Tillman during his NFL days with the Arizona Cardinals (Photo courtesy NFL)
Where Men Win Glory
By Jon Krakauer
Doubleday, 344 pp.
The U.S. Army attempted to make Pat Tillman one of its patriotic poster children when it sold the War on Terror to the American public in the aftermath of 9/11.
Tillman, a star professional football player for the Arizona Cardinals, turned down a $9.6 million free agent contract to enlist in the army following the 2001 NFL season.
He was subsequently killed in action by fellow troops in a “friendly fire” incident in Afghanistan in April 2004, an incident the U.S. Army desperately tried to cover up for as long as it could.
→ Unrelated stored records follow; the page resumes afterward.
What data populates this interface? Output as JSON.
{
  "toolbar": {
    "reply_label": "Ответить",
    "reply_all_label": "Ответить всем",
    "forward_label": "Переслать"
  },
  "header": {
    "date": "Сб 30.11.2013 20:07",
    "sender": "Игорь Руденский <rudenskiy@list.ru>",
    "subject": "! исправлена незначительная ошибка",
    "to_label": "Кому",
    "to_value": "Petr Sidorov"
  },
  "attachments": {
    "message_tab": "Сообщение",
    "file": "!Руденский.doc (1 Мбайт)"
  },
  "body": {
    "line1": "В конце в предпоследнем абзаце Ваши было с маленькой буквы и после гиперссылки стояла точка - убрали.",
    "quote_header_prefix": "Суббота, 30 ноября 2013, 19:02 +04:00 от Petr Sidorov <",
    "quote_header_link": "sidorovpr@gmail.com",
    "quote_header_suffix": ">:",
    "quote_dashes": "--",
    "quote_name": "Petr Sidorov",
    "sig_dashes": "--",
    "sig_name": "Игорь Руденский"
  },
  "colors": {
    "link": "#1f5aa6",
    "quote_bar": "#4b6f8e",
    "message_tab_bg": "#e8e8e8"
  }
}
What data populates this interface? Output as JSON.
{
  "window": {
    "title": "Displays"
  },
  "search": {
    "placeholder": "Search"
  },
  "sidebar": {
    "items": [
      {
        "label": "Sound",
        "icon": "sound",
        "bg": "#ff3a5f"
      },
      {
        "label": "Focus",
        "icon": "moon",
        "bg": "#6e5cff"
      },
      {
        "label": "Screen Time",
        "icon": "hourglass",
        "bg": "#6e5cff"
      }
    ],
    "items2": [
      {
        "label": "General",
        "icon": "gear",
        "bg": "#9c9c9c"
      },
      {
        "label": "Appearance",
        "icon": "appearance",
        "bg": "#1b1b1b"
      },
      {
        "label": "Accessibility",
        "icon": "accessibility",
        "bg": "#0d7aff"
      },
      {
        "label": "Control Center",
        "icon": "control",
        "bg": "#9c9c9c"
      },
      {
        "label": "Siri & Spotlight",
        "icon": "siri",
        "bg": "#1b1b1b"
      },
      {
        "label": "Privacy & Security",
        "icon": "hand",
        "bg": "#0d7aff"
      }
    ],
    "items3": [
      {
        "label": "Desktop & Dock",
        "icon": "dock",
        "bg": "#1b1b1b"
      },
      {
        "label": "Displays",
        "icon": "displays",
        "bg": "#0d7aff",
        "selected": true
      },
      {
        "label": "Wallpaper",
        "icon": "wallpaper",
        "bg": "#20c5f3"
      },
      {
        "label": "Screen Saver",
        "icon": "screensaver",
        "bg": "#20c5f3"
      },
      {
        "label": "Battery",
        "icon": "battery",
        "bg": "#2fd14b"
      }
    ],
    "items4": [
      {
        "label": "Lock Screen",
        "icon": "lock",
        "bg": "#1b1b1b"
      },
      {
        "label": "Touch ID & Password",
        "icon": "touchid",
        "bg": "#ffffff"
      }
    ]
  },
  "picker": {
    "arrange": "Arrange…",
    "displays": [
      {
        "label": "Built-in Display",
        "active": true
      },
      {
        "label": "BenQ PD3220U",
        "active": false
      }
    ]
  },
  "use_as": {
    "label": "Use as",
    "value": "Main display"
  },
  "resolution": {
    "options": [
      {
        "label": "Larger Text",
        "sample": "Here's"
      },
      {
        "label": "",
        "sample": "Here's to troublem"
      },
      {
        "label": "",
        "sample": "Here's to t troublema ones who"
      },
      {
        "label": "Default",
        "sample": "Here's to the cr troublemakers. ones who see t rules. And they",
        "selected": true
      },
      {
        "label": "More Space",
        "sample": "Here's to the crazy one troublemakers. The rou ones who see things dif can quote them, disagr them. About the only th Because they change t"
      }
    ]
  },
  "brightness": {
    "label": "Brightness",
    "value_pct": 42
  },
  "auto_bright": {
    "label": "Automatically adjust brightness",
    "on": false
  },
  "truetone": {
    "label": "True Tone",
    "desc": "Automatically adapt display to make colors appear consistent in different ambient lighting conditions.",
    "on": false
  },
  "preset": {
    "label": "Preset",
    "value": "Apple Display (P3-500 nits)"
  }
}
What many didn’t and still don’t know about Pat Tillman is that he was way more than just a football player. Krakauer describes him as extremely inquisitive, bright and steadfast.
He graduated from Arizona State University with a 3.84 GPA.
As his wife Marie said, “He saw his life in a much bigger way than simply, ‘I am a professional football player, and if I walk away from this, my life is over.’ Football was part of who he was, but it wasn’t the be-all/end-all. He was looking in other directions even prior to 9/11.”
He was also, contrary to what was disseminated in the national media, not a diehard supporter of war. Sure, he wanted to get the guys (al Qaeda) who had attacked America, but he was less than enthusiastic about the war in Iraq.
“I hope this war is about more than oil, money and power,” he wrote in his journal. “I doubt that it is.”
Author Jon Krakauer (“Into the Wild,” “Under the Banner of Heaven”) is, in a way, his generation’s Bob Woodward. His research is exhaustive and he knows how to build trust and get people to talk. He also seems to have a knack for knowing where the establishment’s lies are being stored.
He’s particularly thorough when it comes to the description of the friendly fire incident where Tillman was killed, and even though you’ve known for five years and another 300 pages that Tillman’s going to die, the account still inspires its fair share of anger, sadness and disbelief.
And the account of the attack on Tora Bora inspires its fair of anger, sadness and disbelief as to the general incompetence of military commanders. We had bin Laden and let him get away. Read the account and one can’t help thinking there was someone on the inside who didn’t want bin Laden captured.
“Where Men Win Glory” is available at The Booky Joint in Mammoth and at Spellbinder Books in Bishop.